Sugarcane growers, some of the biggest guzzlers of water, are dreaming of biofuel riches when the world, following the lead of Brazil, moves to flex-fuel cars, which run on
both gasoline and ethanol.
Just because there is not a worldwide market in water, it doesn't mean the price of wasting this scarce resource in making fuel won't have to be paid. The adjustment will
come through food prices. And it will be severe.
China and India, which are going dry, will import more food. As urbanization gathers momentum, many farmers in India will sell their water entitlement to condominium and
factory owners.
When two of the world's top three grain producers become importers, it will have a big impact on prices internationally.
Global wheat prices climbed to a 10-year high in October, partly because India resumed imports in February last year after a six-year gap. Now there's a possibility that China
may become a net importer of corn, which, too, rose to its highest in a decade in January, thanks to the biofuel frenzy.
Neither China nor India wants to contemplate a future without agriculture. The governments in both countries have an avowed preference for self-sufficiency in staple food.

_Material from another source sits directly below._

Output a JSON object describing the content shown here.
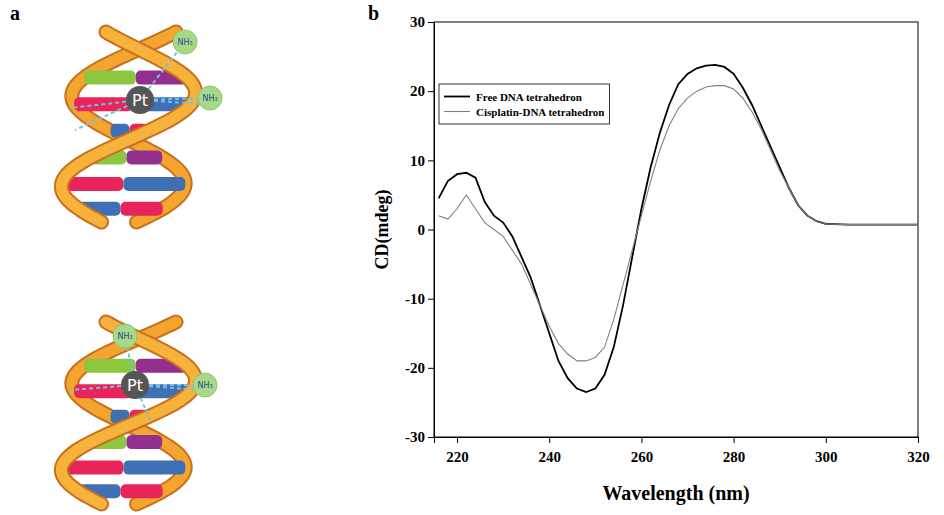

Premier Wen Jiabao of China sees falling grain output as a threat to national food security. The sentiment in India is the same.

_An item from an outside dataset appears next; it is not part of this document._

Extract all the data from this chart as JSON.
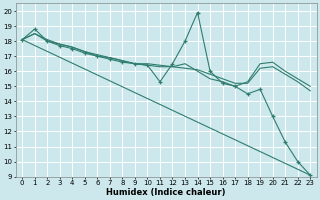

The rest of the world is gasping with wonder at the fast- growing economies of China and India and betting that fossil fuels won't be enough to meet the burgeoning demand
for energy.
Therefore, there is a rush to find alternative fuel sources in everything from corn to sugarcane to oil palm. Alarmed by the tripling of crude-oil prices in five years, policy
makers in Beijing and New Delhi, too, have begun rooting for biofuels.
Ethanol plants in Minnesota use from 3.5 gallons to 6 gallons of water to produce 1 gallon of ethanol from corn, says the Institute for Agriculture and Trade Policy.
For the United States as a whole, there will be a 254 percent increase in the volume of water used in ethanol production from 1998 through 2008, according to the institute.
The United States has plenty of water; the world as a whole doesn't.
"If water would have its correct price, then we wouldn't even be thinking about biofuels," the chief executive of Nestlé, Peter Brabeck-Letmathe, said last month at the World
Economic Forum in Davos, Switzerland. "If I had to identify one resource I'm worried about, that's water."
Perhaps we will know the true price of water only when corn syrup is more expensive than oil.